Today, mothers of newborns find themselves confronting a common dilemma: Should they let their babies "cry it out" when they wake up at night? Or should they rush to comfort their crying little one?
In fact, waking up in the middle of the night is the most common concern that parents of infants report to pediatricians. Now, a new study from Temple psychology professor Marsha Weinraub gives parents some scientific facts to help with that decision.
The study, published in Developmental Psychology, supports the idea that a majority of infants are best left to self-soothe and fall back to sleep on their own.
"By six months of age, most babies sleep through the night, awakening their mothers only about once per week. However, not all children follow this pattern of development," said Weinraub, an expert on child development and parent-child relationships.
For the study, Weinraub and her colleagues measured patterns of nighttime sleep awakenings in infants ages six to 36 months. Her findings revealed two groups: sleepers and transitional sleepers.
"If you measure them while they are sleeping, all babies — like all adults — move through a sleep cycle every 1 1/2 to 2 hours where they wake up and then return to sleep," said Weinraub. "Some of them do cry and call out when they awaken, and that is called 'not sleeping through the night.'"
For the study, Weinraub's team asked parents of more than 1,200 infants to report on their child's awakenings at 6, 15, 24 and 36 months. They found that by six months of age, 66 percent of babies — the sleepers — did not awaken, or awoke just once per week, following a flat trajectory as they grew. But a full 33 percent woke up seven nights per week at six months, dropping to two nights by 15 months and to one night per week by 24 months.
Of the babies that awoke, the majority were boys. These transitional sleepers also tended to score higher on an assessment of difficult temperament which identified traits such as irritability and distractibility. And, these babies were more likely to be breastfed. Mothers of these babies were more likely to be depressed and have greater maternal sensitivity.
The findings suggest a couple of things, said Weinraub. One is that genetic or constitutional factors such as those that might be reflected in difficult temperaments appear implicated in early sleep problems. "Families who are seeing sleep problems persist past 18 months should seek advice," Weinraub said.
Another takeaway is that it is important for babies to learn how to fall asleep on their own. "When mothers tune in to these night time awakenings and/or if a baby is in the habit of falling asleep during breastfeeding, then he or she may not be learning to how to self-soothe, something that is critical for regular sleep," she said.
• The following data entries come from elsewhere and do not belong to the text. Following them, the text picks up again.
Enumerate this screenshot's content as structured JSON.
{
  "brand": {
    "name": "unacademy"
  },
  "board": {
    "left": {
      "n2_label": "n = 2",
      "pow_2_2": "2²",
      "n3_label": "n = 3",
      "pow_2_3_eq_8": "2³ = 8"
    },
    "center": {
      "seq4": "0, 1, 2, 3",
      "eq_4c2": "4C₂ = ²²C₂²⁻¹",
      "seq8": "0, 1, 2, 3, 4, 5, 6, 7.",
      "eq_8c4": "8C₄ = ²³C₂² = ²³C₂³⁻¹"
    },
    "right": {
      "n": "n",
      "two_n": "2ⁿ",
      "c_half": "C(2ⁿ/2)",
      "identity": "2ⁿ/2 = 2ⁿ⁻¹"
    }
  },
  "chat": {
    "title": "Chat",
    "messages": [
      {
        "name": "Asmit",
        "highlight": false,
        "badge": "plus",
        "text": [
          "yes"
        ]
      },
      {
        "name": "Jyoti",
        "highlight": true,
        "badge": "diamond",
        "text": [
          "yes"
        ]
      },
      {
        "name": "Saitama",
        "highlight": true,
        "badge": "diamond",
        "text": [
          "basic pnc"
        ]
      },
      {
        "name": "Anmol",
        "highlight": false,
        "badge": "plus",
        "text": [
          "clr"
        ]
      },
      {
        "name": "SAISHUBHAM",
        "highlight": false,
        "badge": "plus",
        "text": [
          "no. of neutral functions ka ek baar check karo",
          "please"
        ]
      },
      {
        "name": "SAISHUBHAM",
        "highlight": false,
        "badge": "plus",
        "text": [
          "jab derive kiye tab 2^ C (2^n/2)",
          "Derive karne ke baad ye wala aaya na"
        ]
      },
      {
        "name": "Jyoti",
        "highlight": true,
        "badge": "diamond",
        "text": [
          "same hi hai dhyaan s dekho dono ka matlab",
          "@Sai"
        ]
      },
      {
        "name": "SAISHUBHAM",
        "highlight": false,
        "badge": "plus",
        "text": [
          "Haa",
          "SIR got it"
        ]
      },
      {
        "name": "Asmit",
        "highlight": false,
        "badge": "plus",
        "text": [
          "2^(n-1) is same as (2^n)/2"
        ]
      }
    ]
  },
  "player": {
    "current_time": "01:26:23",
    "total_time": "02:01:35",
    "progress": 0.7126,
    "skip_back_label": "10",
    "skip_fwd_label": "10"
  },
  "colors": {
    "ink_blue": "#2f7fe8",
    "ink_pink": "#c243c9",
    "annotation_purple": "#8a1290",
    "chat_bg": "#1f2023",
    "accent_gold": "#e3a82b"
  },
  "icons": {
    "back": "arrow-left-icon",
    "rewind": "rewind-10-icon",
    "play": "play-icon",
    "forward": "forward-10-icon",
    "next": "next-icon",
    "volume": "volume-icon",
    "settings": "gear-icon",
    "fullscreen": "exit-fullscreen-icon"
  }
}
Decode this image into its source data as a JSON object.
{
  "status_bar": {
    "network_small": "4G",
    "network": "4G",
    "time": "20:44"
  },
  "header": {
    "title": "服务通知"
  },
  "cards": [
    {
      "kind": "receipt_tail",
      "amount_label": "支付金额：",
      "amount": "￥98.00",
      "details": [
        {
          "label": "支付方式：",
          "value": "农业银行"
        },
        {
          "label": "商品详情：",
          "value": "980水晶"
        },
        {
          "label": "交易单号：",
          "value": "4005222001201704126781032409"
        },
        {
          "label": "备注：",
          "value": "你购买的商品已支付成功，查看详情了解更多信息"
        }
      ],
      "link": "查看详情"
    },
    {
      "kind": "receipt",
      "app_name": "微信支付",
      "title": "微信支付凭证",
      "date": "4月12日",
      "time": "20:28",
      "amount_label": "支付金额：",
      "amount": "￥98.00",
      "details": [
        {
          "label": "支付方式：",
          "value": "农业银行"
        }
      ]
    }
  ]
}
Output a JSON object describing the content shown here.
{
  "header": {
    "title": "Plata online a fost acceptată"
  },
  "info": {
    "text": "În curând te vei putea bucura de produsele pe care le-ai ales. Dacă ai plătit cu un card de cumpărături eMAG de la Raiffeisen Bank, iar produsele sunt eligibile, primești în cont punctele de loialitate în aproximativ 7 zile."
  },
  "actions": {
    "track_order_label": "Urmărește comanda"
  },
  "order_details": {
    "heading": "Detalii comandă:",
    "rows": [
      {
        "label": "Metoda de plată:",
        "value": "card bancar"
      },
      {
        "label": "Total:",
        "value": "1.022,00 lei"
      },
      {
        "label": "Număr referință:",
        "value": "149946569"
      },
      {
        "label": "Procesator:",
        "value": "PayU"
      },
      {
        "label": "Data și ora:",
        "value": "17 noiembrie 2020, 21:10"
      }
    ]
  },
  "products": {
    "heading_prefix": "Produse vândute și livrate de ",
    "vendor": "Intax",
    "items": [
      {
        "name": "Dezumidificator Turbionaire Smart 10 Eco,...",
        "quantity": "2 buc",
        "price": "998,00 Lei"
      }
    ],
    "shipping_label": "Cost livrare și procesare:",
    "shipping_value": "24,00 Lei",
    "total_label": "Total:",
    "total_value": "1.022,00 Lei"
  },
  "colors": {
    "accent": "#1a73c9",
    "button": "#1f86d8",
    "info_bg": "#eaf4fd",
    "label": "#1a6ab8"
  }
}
According to Weinraub, the mechanism by which maternal depression is connected to infant awakenings is an area that would benefit from further research. On the one hand, Weinraub said, it's possible that mothers who are depressed at six and 36 months may have been depressed during pregnancy and that this prenatal depression could have affected neural development and sleep awakenings. At the same time, it's important to recognize that sleep deprivation can, of course, exacerbate maternal depression, she said.
"Because the mothers in our study described infants with many awakenings per week as creating problems for themselves and other family members, parents might be encouraged to establish more nuanced and carefully targeted routines to help babies with self-soothing and to seek occasional respite," said Weinraub.
"The best advice is to put infants to bed at a regular time every night, allow them to fall asleep on their own and resist the urge to respond right away to awakenings."
This research was funded by the National Institute of Child Health and Human Development, part of the NIH.